Fig. 1. Validation of the AlphaFill algorithm.

Fig. 1

a, Distribution of the LEV score of all transplants obtained with 100% sequence identity (the validation set with n = 28,619 independent observations). 408 transplants (1%) with LEV score >2.5 are not shown for clarity. b, The local r.m.s.d. correlates with the LEV score in the validation set, Pearson correlation coefficient 0.51 (n = 8,039; mono-atomic transplants were not used (main text)). c, Distribution of the local r.m.s.d. of all transplants in the AlphaFill models as boxplots in 10% identity ranges.
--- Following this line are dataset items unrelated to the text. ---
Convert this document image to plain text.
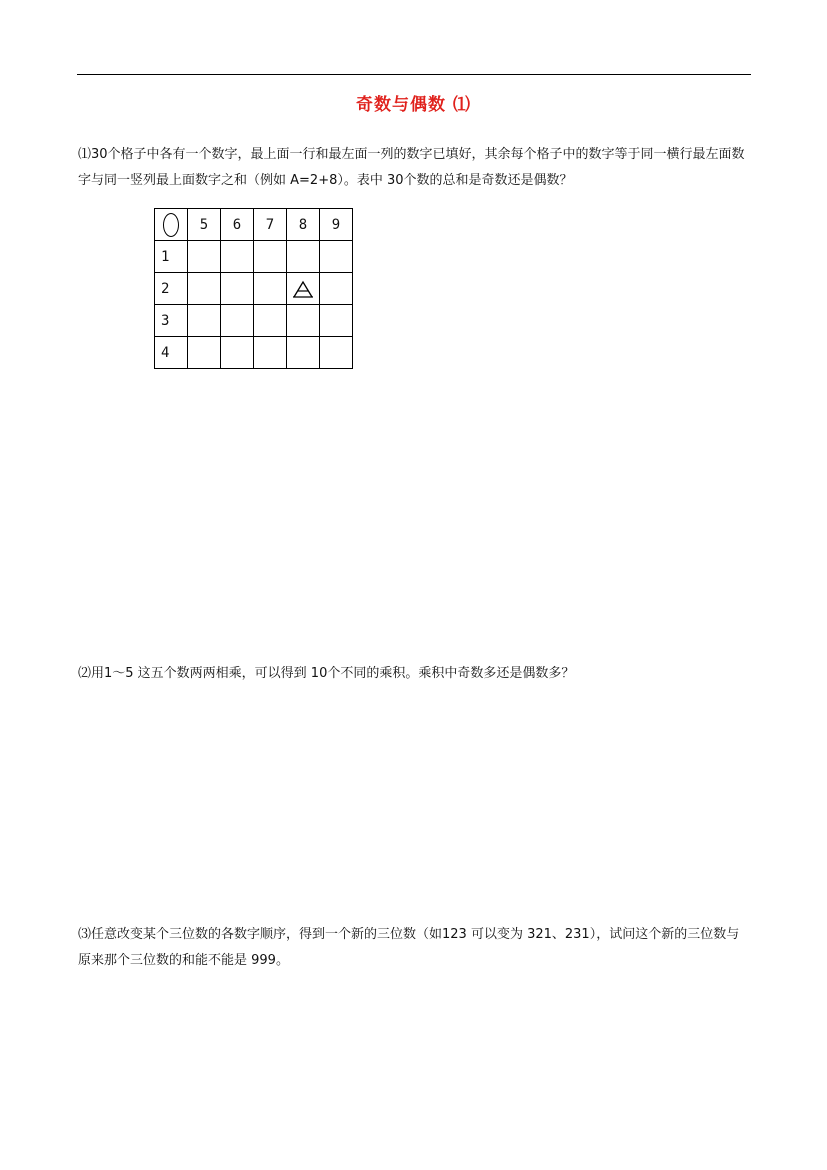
奇数与偶数 ⑴
⑴30个格子中各有一个数字，最上面一行和最左面一列的数字已填好，其余每个格子中的数字等于同一横行最左面数字与同一竖列最上面数字之和（例如 A=2+8）。表中 30个数的总和是奇数还是偶数？
	5	6	7	8	9
1					
2					
3					
4					
⑵用1～5 这五个数两两相乘，可以得到 10个不同的乘积。乘积中奇数多还是偶数多？
⑶任意改变某个三位数的各数字顺序，得到一个新的三位数（如123 可以变为 321、231），试问这个新的三位数与原来那个三位数的和能不能是 999。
Boxes are based on 3,594,940; 3,866,810; 2,079,705; 1,005,953; 495,357; 369,307; 268,904 and 252,681 transplants, respectively, and extend from first to third quartile with the median as the middle line. Whiskers extend to 1.5 times the interquartile range. For clarity, 332,771; 333,325; 181,126; 79,594; 42,273; 34,634; 29,368 and 24,263 outliers, respectively, are not shown. Maximum values are 107.4, 82.1, 40.6, 37.1, 61.5, 44.4, 35.6 and 35.5 Å. d, The distribution of the TCS for all transplants in the AlphaFill models (n = 6,859,380). Mono-atomic transplants (5,170,409 compounds) are left out (main text). e, The TCS correlates with the LEV score in the validation set (n = 8,039; mono-atomic transplants were used (main text)), Pearson correlation coefficient 0.51. f, Comparison of the TCS before and after energy minimization for four subsets of the validation set (each with n = 50), illustrating that TCS improves for low until highest TCS by refinement.